El hijo de Paneb fue sacado de su celda. No parecía en absoluto afectado por la detención.

—¡Por fin has llegado, padre! Comenzaba a impacientarme.

—La policía te llevará a la aldea. Quédate en tu casa y, sobre todo, no salgas de ella bajo ningún concepto.

—Sabes que no he hecho nada grave y…

—Obedece.

Por el tono de su padre, Aperti sintió que sería mejor dejar la discusión para más tarde.

—Necesito el expediente completo de la acusación —dijo Paneb al general.

El maestro de obras expuso los resultados de su entrevista con Tausert a la mujer sabia, al escriba de la Tumba y al jefe del equipo de la izquierda.

—Tomé una decisión sin consultaros —reconoció—, pero tenía que responder a la reina.

—Has actuado bien —consideró Kenhir—; ella gobierna el país y la reconocemos como nuestra soberana.

Hay se sentía inquieto.

—¿Podremos fabricar la cantidad necesaria de oro?

—No será fácil —admitió la mujer sabia—; el proceso es complejo y si fuéramos demasiado deprisa fracasaríamos.

—¡No perdamos más tiempo, pues!

—Primero hay que convocar al tribunal —decidió Paneb.

—He leído el expediente referente a tu hijo —dijo Kenhir—. Aperti no tiene excusa, lo que ha hecho es imperdonable.

—De todos modos, pertenece a la cofradía —recordó el jefe del equipo de la izquierda—, y es un buen yesero. ¿Quién no ha cometido alguna tontería en su juventud?

—No se trata de una tontería —recordó el escriba de la Tumba—, sino de adulterio, agresión e intento de violación. Aperti está poseído por una violencia brutal y se burla de nuestra regla de vida.
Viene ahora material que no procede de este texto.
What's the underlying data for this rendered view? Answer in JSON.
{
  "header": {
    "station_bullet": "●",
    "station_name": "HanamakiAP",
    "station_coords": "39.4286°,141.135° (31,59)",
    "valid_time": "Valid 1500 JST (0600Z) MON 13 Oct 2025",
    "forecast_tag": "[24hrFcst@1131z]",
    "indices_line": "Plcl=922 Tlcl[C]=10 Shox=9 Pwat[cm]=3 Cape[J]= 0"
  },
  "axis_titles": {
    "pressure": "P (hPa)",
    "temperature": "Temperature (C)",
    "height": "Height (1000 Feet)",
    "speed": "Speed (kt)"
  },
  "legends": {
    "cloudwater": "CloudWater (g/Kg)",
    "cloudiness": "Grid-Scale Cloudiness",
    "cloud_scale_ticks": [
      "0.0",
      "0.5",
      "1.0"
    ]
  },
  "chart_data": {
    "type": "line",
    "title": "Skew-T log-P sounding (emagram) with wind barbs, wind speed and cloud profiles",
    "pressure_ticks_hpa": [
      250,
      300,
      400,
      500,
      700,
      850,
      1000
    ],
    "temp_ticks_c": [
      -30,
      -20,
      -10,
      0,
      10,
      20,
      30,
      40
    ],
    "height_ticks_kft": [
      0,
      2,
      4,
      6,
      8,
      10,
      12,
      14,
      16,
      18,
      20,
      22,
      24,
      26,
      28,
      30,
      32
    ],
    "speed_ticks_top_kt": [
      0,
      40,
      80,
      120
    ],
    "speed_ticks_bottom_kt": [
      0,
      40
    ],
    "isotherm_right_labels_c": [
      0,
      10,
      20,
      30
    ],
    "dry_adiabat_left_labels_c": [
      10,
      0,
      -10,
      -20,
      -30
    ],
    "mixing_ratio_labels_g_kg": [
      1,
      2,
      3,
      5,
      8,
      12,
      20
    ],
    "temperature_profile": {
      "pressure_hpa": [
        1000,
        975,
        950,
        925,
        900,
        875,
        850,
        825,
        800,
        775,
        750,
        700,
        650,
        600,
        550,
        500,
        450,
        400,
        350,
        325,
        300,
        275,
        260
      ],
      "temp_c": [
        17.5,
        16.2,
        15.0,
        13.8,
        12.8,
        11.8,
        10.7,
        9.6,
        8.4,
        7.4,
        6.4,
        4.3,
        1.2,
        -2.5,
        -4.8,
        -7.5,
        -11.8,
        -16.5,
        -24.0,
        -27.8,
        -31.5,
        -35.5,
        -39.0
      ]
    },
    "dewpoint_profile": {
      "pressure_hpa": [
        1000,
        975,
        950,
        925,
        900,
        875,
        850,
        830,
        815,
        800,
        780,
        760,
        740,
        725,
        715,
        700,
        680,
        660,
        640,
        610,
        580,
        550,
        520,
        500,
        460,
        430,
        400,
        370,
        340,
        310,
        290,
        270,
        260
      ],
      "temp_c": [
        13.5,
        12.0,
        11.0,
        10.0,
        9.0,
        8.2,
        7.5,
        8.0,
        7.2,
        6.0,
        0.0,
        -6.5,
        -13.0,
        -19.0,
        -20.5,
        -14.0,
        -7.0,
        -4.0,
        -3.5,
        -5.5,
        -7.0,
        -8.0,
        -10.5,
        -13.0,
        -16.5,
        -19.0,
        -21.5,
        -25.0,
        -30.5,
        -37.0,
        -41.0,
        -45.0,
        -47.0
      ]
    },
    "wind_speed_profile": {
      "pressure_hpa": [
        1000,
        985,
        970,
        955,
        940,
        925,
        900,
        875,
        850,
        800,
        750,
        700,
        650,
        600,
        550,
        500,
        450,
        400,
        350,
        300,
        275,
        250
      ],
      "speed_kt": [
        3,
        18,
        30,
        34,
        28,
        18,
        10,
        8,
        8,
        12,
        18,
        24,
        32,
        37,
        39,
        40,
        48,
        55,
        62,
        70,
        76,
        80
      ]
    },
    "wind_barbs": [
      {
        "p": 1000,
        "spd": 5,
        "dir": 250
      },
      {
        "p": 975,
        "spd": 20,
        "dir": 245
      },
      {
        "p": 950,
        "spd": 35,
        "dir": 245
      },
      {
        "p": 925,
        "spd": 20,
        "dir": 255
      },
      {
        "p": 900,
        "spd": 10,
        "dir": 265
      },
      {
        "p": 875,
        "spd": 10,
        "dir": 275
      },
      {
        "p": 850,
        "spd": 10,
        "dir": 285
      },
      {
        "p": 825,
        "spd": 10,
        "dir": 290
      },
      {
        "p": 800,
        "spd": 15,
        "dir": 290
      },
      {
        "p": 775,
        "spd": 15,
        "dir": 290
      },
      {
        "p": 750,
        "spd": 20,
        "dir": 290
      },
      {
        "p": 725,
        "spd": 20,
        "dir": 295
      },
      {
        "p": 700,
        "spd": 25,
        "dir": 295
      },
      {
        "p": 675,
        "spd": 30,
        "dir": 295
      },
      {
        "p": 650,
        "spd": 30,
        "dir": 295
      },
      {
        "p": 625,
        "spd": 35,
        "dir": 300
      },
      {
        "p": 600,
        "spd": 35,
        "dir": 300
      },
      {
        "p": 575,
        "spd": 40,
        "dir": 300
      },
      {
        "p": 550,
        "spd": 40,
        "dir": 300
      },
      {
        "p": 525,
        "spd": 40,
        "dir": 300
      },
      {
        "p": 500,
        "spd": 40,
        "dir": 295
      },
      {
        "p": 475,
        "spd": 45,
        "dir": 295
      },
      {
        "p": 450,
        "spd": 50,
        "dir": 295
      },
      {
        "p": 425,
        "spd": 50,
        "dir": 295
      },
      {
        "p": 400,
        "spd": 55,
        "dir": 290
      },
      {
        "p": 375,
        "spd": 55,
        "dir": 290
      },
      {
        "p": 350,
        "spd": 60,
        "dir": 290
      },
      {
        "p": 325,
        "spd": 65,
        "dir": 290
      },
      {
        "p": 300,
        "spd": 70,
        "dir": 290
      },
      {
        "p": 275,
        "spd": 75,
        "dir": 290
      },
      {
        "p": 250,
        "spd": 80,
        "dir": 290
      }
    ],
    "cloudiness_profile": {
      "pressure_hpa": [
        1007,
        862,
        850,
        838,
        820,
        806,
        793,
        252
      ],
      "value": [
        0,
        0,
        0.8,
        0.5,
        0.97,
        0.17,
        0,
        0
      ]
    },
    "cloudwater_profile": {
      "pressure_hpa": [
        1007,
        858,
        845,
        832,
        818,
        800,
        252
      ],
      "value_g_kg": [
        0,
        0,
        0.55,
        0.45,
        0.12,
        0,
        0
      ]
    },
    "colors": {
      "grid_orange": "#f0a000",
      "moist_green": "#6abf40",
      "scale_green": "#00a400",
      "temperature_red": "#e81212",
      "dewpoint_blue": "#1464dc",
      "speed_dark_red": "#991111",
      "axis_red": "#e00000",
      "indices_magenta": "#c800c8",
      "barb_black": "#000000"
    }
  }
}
Varias esposas de artesanos lo han denunciado ya. Tal vez algunas lo incitaran, pero la mayoría fueron importunadas, maltratadas incluso, por ese gamberro.
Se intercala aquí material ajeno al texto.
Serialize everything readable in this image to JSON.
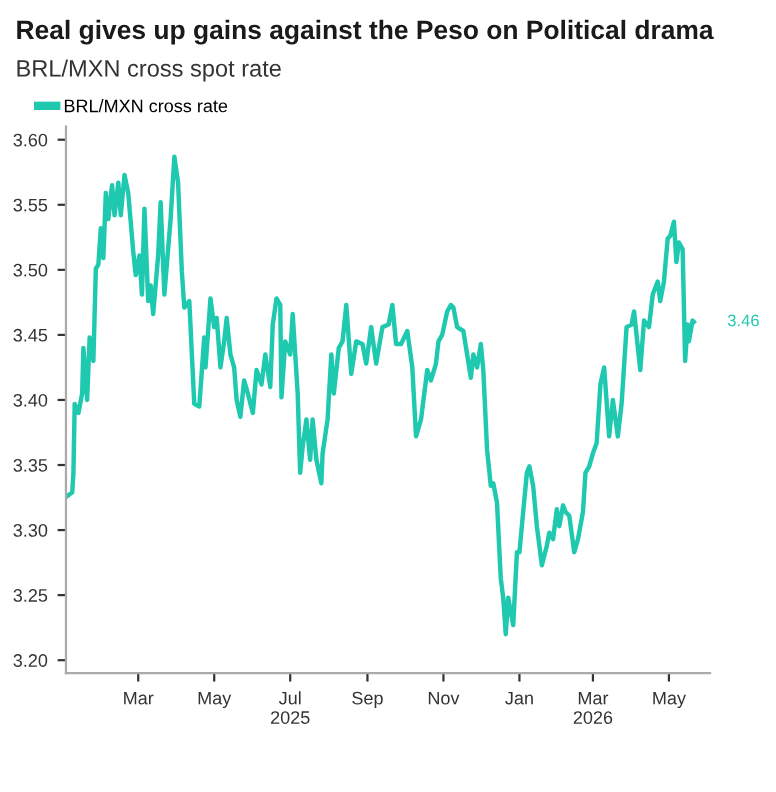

Paneb no puso objeción alguna.

—Mañana por la mañana convocaremos al tribunal.

Uabet la Pura lloraba desconsoladamente.

—¿Por qué… Por qué ha actuado de ese modo? Su esposa lo adora, está dispuesta a todo para hacerlo feliz y él maltrata a las mujeres casadas. Oh, Paneb… ¡Nuestro hijo es un demonio!
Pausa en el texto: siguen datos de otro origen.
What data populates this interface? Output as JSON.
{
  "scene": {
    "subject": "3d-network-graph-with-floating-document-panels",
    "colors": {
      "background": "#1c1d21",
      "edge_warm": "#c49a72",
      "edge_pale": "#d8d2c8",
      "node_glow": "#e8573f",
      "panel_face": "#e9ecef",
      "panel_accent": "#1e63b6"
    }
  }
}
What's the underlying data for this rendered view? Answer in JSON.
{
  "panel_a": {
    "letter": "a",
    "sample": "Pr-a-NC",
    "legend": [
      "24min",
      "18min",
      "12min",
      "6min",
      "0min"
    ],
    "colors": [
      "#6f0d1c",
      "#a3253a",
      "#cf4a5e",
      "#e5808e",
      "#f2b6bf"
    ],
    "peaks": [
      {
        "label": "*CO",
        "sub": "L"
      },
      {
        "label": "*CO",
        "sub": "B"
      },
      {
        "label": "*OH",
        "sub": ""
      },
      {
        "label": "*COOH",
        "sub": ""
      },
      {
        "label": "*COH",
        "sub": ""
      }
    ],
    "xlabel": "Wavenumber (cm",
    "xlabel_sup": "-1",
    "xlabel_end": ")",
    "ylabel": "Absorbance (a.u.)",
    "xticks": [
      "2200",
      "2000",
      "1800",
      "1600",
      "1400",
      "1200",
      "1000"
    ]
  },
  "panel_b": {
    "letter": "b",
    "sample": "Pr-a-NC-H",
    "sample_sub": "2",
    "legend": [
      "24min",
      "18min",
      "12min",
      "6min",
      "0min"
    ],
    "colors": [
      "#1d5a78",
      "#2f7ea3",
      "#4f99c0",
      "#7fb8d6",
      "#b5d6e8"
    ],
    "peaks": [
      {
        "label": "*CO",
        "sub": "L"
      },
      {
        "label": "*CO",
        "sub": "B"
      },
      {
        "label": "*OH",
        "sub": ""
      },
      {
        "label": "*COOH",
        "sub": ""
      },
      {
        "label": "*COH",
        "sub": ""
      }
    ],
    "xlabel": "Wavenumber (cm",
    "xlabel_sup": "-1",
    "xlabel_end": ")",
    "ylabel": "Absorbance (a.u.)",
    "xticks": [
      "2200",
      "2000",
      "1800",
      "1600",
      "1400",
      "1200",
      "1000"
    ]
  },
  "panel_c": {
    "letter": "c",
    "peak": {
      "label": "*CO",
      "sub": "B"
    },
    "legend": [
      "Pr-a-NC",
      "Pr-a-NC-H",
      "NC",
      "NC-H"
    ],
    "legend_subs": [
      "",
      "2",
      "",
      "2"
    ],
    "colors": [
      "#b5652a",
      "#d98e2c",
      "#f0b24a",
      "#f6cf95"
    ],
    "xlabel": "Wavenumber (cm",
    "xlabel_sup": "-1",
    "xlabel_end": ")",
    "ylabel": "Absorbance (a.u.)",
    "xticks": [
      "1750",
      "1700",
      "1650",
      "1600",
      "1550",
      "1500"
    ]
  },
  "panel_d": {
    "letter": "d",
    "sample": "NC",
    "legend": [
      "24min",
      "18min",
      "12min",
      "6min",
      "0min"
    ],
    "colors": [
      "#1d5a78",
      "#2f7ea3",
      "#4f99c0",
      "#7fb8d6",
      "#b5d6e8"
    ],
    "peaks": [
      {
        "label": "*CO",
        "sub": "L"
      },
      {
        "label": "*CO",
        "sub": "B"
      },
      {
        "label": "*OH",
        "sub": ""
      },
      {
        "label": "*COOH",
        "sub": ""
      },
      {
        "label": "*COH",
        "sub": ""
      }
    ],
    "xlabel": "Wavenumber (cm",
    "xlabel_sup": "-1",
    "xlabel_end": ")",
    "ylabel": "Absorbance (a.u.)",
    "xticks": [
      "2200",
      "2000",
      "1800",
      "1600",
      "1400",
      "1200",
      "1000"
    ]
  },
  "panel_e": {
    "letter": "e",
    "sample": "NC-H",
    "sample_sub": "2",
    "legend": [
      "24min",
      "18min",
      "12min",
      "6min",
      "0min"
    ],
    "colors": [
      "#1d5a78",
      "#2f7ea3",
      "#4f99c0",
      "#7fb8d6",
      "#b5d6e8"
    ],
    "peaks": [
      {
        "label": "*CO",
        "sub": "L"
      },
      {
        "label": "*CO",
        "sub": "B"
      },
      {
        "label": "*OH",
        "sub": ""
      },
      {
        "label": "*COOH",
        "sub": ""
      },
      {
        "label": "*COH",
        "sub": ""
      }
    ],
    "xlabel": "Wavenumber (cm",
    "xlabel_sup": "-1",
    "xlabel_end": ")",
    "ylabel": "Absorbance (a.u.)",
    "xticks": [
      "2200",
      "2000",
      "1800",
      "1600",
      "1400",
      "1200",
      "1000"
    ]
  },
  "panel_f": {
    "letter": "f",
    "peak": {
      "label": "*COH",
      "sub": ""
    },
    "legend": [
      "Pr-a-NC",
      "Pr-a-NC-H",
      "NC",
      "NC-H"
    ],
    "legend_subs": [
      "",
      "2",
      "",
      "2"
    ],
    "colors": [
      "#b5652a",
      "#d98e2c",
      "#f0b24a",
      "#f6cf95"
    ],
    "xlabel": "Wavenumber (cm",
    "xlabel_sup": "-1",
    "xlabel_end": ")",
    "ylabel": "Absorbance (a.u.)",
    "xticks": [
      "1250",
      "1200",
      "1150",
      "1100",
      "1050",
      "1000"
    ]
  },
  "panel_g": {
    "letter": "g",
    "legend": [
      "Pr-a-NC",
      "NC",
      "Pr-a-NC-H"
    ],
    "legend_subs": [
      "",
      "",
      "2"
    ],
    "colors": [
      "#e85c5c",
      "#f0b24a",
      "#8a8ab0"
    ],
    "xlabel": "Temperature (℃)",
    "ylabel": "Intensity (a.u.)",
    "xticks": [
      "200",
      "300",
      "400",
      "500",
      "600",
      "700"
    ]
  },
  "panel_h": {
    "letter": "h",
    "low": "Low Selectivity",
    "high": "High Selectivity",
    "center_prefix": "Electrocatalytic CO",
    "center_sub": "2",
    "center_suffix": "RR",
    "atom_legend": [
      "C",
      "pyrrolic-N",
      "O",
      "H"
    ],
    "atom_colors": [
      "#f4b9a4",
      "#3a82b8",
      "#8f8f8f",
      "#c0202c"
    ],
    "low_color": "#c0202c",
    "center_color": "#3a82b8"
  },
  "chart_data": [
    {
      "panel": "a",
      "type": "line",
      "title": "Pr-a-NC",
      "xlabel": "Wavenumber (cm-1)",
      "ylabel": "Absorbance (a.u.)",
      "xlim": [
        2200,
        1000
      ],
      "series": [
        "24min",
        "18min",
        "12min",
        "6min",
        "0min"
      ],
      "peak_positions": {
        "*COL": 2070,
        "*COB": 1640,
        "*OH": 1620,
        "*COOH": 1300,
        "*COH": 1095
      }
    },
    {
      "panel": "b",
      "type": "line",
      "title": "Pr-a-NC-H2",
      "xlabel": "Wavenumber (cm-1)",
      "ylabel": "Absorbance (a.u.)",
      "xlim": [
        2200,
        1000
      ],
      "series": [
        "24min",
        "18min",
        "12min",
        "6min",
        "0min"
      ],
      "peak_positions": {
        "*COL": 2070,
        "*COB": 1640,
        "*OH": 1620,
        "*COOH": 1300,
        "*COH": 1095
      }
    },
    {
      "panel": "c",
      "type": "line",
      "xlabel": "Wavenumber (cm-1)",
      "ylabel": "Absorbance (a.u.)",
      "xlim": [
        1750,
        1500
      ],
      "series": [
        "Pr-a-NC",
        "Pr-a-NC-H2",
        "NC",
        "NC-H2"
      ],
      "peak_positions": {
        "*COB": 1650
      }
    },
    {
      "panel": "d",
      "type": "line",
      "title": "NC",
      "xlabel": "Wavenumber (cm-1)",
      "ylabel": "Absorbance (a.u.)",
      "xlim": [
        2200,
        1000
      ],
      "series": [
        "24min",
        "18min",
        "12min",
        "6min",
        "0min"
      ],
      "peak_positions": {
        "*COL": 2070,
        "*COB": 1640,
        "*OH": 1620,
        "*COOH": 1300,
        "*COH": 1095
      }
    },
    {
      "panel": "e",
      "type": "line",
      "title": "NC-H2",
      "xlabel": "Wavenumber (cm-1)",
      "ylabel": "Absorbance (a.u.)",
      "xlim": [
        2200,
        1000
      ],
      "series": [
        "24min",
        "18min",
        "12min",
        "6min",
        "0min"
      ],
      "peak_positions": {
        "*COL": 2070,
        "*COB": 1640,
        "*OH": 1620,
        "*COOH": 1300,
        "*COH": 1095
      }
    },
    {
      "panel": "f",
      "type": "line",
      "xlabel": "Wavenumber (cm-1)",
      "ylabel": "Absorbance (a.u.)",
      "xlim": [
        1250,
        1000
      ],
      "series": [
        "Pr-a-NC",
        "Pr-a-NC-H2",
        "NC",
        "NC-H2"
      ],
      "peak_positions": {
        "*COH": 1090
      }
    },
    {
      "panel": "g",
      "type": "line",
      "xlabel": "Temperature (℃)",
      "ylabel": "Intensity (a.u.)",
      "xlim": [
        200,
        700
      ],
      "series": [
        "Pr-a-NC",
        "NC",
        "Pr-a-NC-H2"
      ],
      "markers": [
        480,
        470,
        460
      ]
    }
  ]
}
La frágil Uabet se refugió en los brazos del coloso.

—Los dioses te infligen dolorosas heridas —le dijo—, pero te han concedido a Selena, que tal vez sea nuestra futura mujer sabia.

—Tienes razón… La pequeña es tan luminosa como Clara.

—Ya es la hora, Uabet.

—Prefiero quedarme aquí.

Paneb se dirigió hacia el pilono del templo de Hator y de Maat, ante el que se habían reunido los aldeanos. Aperti estaba flanqueado por Nakht el Poderoso y Karo el Huraño.

—Como maestro de obras del Lugar de Verdad, me corresponde presidir el tribunal, pero el acusado es mi hijo y se me podría acusar de parcialidad. Por la pluma de la diosa Maat, juro que no será así. No obstante, me gustaría saber si alguno de vosotros me rechaza.

Nadie dijo nada.

—Que el escriba de la Tumba tenga la bondad de leer el acta de acusación.

Lentamente, Kenhir enumeró las fechorías de Aperti y detalló las denuncias presentadas contra él. El joven sonreía, seguro de que el tribunal de la aldea pronunciaría una pena mucho más leve que el de Tebas-este, y que saldría vencedor de la larga querella jurídica que estaba a punto de comenzar. Su calidad de miembro de la cofradía le confería una especie de impunidad con respecto al mundo exterior.

—Que el acusado se defienda —ordenó Paneb.

—¡Sólo son chismes de hembras en celo! —protestó Aperti, con sorna—. Sólo tuvieron lo que estaban buscando, ¿no? ¡No hay que darle tantas vueltas!

—¿El acusado reconoce los hechos?

—¡Ya lo creo que sí! Todas ellas tuvieron su placer. A las mujeres les gustan los verdaderos machos, y yo tengo la suerte de serlo.

Entre los presentes se hizo un doloroso silencio escandalizados por la arrogancia de Aperti.

—He aquí el castigo que propongo —declaró el maestro de obras—: hijo de Uabet la Pura y de Paneb el Ardiente, el yesero Aperti, que ha sido reconocido culpable de agresiones graves contra las personas y de violación de la Regla de Maat, ya no es digno de pertenecer a nuestra cofradía. Por consiguiente, debe ser expulsado del Lugar de Verdad. Su esposa obtendrá el divorcio que solicita, y lo pronunciamos a expensas de su marido. Aperti no cruzará nunca más la puerta de la aldea, y su nombre será tachado del Diario de la Tumba, como si nunca hubiera existido. Ningún artesano lo reconocerá como miembro del equipo. Finalmente, su padre y su madre reniegan de él y ya no tiene derecho a la calidad de hijo.